What does the influence of sociocultural factors mean for the scientific method? What happens when cultural and scientific views clash? Can scientific understanding ever be separated from the social environment in which that understanding arises?
Graduate student Fayth Tan grapples with these questions and examines the role of cultural context in scientific discovery through the lens of orchids, femininity, and colonialism in Victorian England.
Illustration by Isabel Swafford for Caltech Letters
There are many ways we can reduce our carbon footprints. Small lifestyle changes like carpooling, taking public transit to work, or ditching single-use plastics can all add up over time. But some changes, like switching from natural gas to electric appliances, can have even farther-reaching impacts.

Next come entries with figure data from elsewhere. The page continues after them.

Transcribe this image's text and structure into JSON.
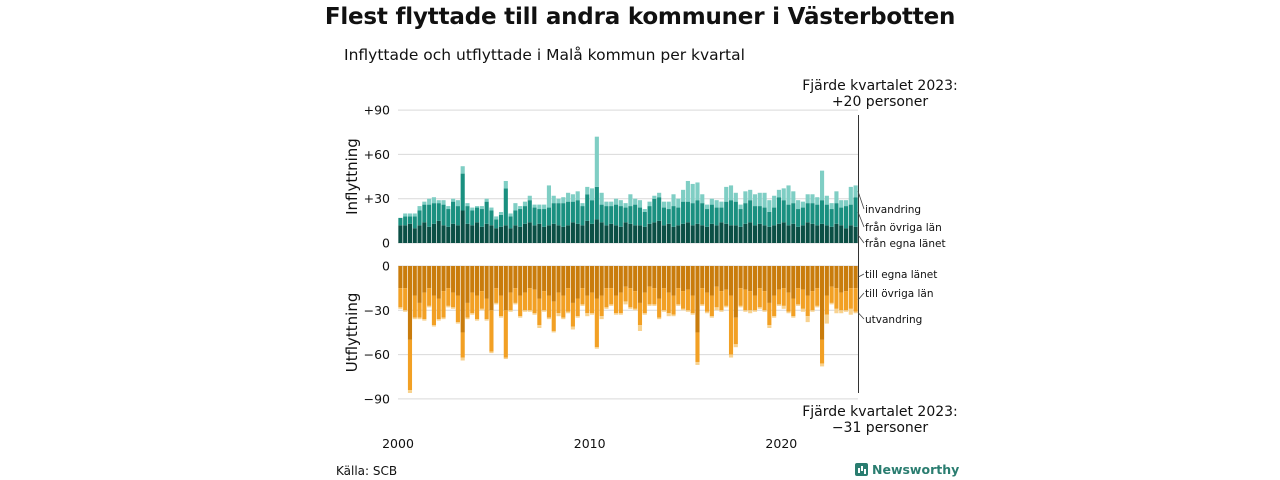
{
  "header": {
    "title": "Flest flyttade till andra kommuner i Västerbotten",
    "subtitle": "Inflyttade och utflyttade i Malå kommun per kvartal"
  },
  "annotations": {
    "top_line1": "Fjärde kvartalet 2023:",
    "top_line2": "+20 personer",
    "bottom_line1": "Fjärde kvartalet 2023:",
    "bottom_line2": "−31 personer"
  },
  "footer": {
    "source": "Källa: SCB",
    "brand": "Newsworthy"
  },
  "chart_data": {
    "type": "bar",
    "layout": "diverging-stacked",
    "x_start": "2000 Q1",
    "x_end": "2023 Q4",
    "x_ticks": [
      "2000",
      "2010",
      "2020"
    ],
    "panels": [
      {
        "ylabel": "Inflyttning",
        "ylim": [
          0,
          90
        ],
        "yticks": [
          "+90",
          "+60",
          "+30",
          "0"
        ],
        "series": [
          {
            "name": "från egna länet",
            "color": "#0b4f45",
            "values": [
              12,
              12,
              13,
              10,
              12,
              14,
              11,
              13,
              15,
              12,
              11,
              13,
              12,
              22,
              13,
              12,
              14,
              11,
              13,
              12,
              10,
              11,
              12,
              10,
              12,
              11,
              13,
              14,
              12,
              13,
              11,
              12,
              13,
              12,
              11,
              12,
              14,
              13,
              12,
              15,
              13,
              16,
              14,
              12,
              13,
              12,
              11,
              14,
              13,
              12,
              12,
              11,
              13,
              14,
              15,
              12,
              13,
              11,
              12,
              13,
              14,
              12,
              13,
              12,
              11,
              13,
              12,
              14,
              13,
              12,
              12,
              11,
              13,
              14,
              12,
              13,
              12,
              11,
              12,
              13,
              14,
              12,
              13,
              11,
              12,
              14,
              13,
              12,
              13,
              12,
              11,
              13,
              12,
              10,
              12,
              11
            ]
          },
          {
            "name": "från övriga län",
            "color": "#1a9080",
            "values": [
              5,
              6,
              5,
              8,
              10,
              12,
              15,
              14,
              12,
              14,
              12,
              15,
              13,
              25,
              12,
              10,
              10,
              12,
              15,
              10,
              6,
              8,
              25,
              8,
              10,
              12,
              12,
              15,
              12,
              10,
              12,
              12,
              14,
              15,
              16,
              16,
              14,
              16,
              13,
              18,
              16,
              22,
              12,
              13,
              12,
              14,
              14,
              10,
              12,
              14,
              12,
              10,
              12,
              16,
              16,
              12,
              10,
              14,
              12,
              15,
              14,
              15,
              16,
              15,
              12,
              13,
              12,
              10,
              15,
              17,
              16,
              12,
              14,
              15,
              13,
              12,
              12,
              10,
              12,
              18,
              15,
              14,
              14,
              12,
              12,
              13,
              14,
              14,
              16,
              14,
              12,
              14,
              12,
              15,
              14,
              20
            ]
          },
          {
            "name": "invandring",
            "color": "#7fcec4",
            "values": [
              0,
              2,
              2,
              2,
              3,
              2,
              4,
              4,
              2,
              3,
              2,
              2,
              4,
              5,
              2,
              2,
              1,
              2,
              2,
              2,
              2,
              2,
              5,
              2,
              5,
              2,
              3,
              3,
              2,
              3,
              3,
              15,
              5,
              3,
              4,
              6,
              5,
              6,
              2,
              5,
              8,
              34,
              8,
              3,
              3,
              4,
              4,
              3,
              8,
              4,
              5,
              2,
              3,
              2,
              3,
              4,
              5,
              8,
              6,
              8,
              14,
              13,
              12,
              6,
              3,
              4,
              5,
              4,
              10,
              10,
              6,
              3,
              8,
              7,
              8,
              9,
              10,
              8,
              8,
              5,
              8,
              13,
              8,
              6,
              4,
              6,
              6,
              5,
              20,
              6,
              4,
              8,
              5,
              4,
              12,
              8
            ]
          }
        ]
      },
      {
        "ylabel": "Utflyttning",
        "ylim": [
          -90,
          0
        ],
        "yticks": [
          "0",
          "−30",
          "−60",
          "−90"
        ],
        "series": [
          {
            "name": "till egna länet",
            "color": "#c97c0c",
            "values": [
              -15,
              -15,
              -50,
              -20,
              -25,
              -18,
              -15,
              -20,
              -22,
              -17,
              -15,
              -18,
              -20,
              -45,
              -25,
              -18,
              -20,
              -17,
              -22,
              -30,
              -15,
              -20,
              -30,
              -18,
              -15,
              -20,
              -18,
              -15,
              -16,
              -22,
              -17,
              -20,
              -24,
              -18,
              -20,
              -15,
              -25,
              -22,
              -15,
              -20,
              -18,
              -22,
              -20,
              -15,
              -15,
              -20,
              -18,
              -14,
              -15,
              -17,
              -25,
              -18,
              -14,
              -15,
              -22,
              -15,
              -18,
              -20,
              -15,
              -17,
              -16,
              -20,
              -45,
              -15,
              -18,
              -20,
              -14,
              -17,
              -16,
              -20,
              -35,
              -15,
              -16,
              -17,
              -20,
              -15,
              -17,
              -25,
              -20,
              -16,
              -15,
              -18,
              -22,
              -15,
              -16,
              -20,
              -17,
              -15,
              -50,
              -20,
              -14,
              -15,
              -18,
              -17,
              -15,
              -15
            ]
          },
          {
            "name": "till övriga län",
            "color": "#f2a024",
            "values": [
              -13,
              -15,
              -34,
              -15,
              -10,
              -18,
              -12,
              -20,
              -14,
              -18,
              -12,
              -10,
              -18,
              -17,
              -10,
              -14,
              -16,
              -12,
              -14,
              -28,
              -10,
              -14,
              -32,
              -12,
              -10,
              -14,
              -12,
              -15,
              -16,
              -18,
              -13,
              -15,
              -20,
              -14,
              -15,
              -16,
              -16,
              -12,
              -11,
              -12,
              -14,
              -33,
              -14,
              -13,
              -11,
              -12,
              -14,
              -10,
              -13,
              -12,
              -15,
              -14,
              -12,
              -11,
              -13,
              -15,
              -14,
              -13,
              -11,
              -12,
              -14,
              -12,
              -20,
              -11,
              -13,
              -14,
              -14,
              -13,
              -11,
              -40,
              -18,
              -12,
              -14,
              -13,
              -10,
              -13,
              -13,
              -15,
              -14,
              -10,
              -12,
              -13,
              -12,
              -11,
              -13,
              -14,
              -13,
              -12,
              -16,
              -13,
              -11,
              -14,
              -12,
              -13,
              -14,
              -16
            ]
          },
          {
            "name": "utvandring",
            "color": "#f8d28f",
            "values": [
              -1,
              -1,
              -2,
              -1,
              -1,
              -1,
              -1,
              -1,
              -1,
              -1,
              -1,
              -1,
              -1,
              -2,
              -1,
              -1,
              -1,
              -1,
              -1,
              -1,
              -1,
              -1,
              -1,
              -1,
              -1,
              -1,
              -1,
              -1,
              -1,
              -2,
              -1,
              -1,
              -1,
              -2,
              -1,
              -1,
              -2,
              -1,
              -1,
              -2,
              -1,
              -1,
              -2,
              -1,
              -1,
              -1,
              -1,
              -2,
              -1,
              -1,
              -4,
              -1,
              -1,
              -1,
              -1,
              -1,
              -2,
              -1,
              -1,
              -1,
              -1,
              -1,
              -2,
              -1,
              -1,
              -1,
              -2,
              -1,
              -1,
              -2,
              -2,
              -1,
              -1,
              -2,
              -1,
              -1,
              -1,
              -2,
              -1,
              -1,
              -2,
              -1,
              -1,
              -1,
              -2,
              -4,
              -1,
              -1,
              -2,
              -6,
              -1,
              -3,
              -2,
              -1,
              -4,
              -1
            ]
          }
        ]
      }
    ]
  }
}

In Los Angeles, building energy use makes up a staggering 40% of carbon emissions, most of which comes from natural gas appliances. Transitioning away from natural gas in buildings in favor of universal electrification, according to recent graduate Cora Went (PhD ’22), is the only practical way to eliminate this source of greenhouse gas.
Cora notes, however, that natural gas providers in California have been broadly opposed to electrification initiatives—all the while advertising their support for renewable energy research at universities like Caltech.
In this incisive commentary, Cora details her experiences fighting for local building electrification and urges scientists to critically examine the implications of accepting funding tied to fossil fuel companies.
llustration by Isabel Swafford for Caltech Letters over "Braun Laboratories at Caltech", captured by Lev Tsypin
In 2019, Stewart and Lynda Resnick—billionaire owners of agriculture conglomerate The Wonderful Company — pledged a record $750 million to Caltech to support energy and sustainability research, including a brand-new 80,000 square-foot research building.
This eye-popping figure—the second-largest private donation ever made to a US university—spurred a range of commentary, from excitement over future breakthroughs enabled by the Resnicks’ largesse to newfound scrutiny and criticism over the environmental practices of the Resnicks’ own companies.
In a world of scarce research funding, how should researchers grapple with the dilemma of accepting donations from controversial sources? Should scientists accept support from organizations whose practices don’t align with their values?
In this thought-provoking Viewpoint, graduate student Lev Tsypin examines these challenges at the heart of scientific funding and proposes new ethical approaches to tackling them.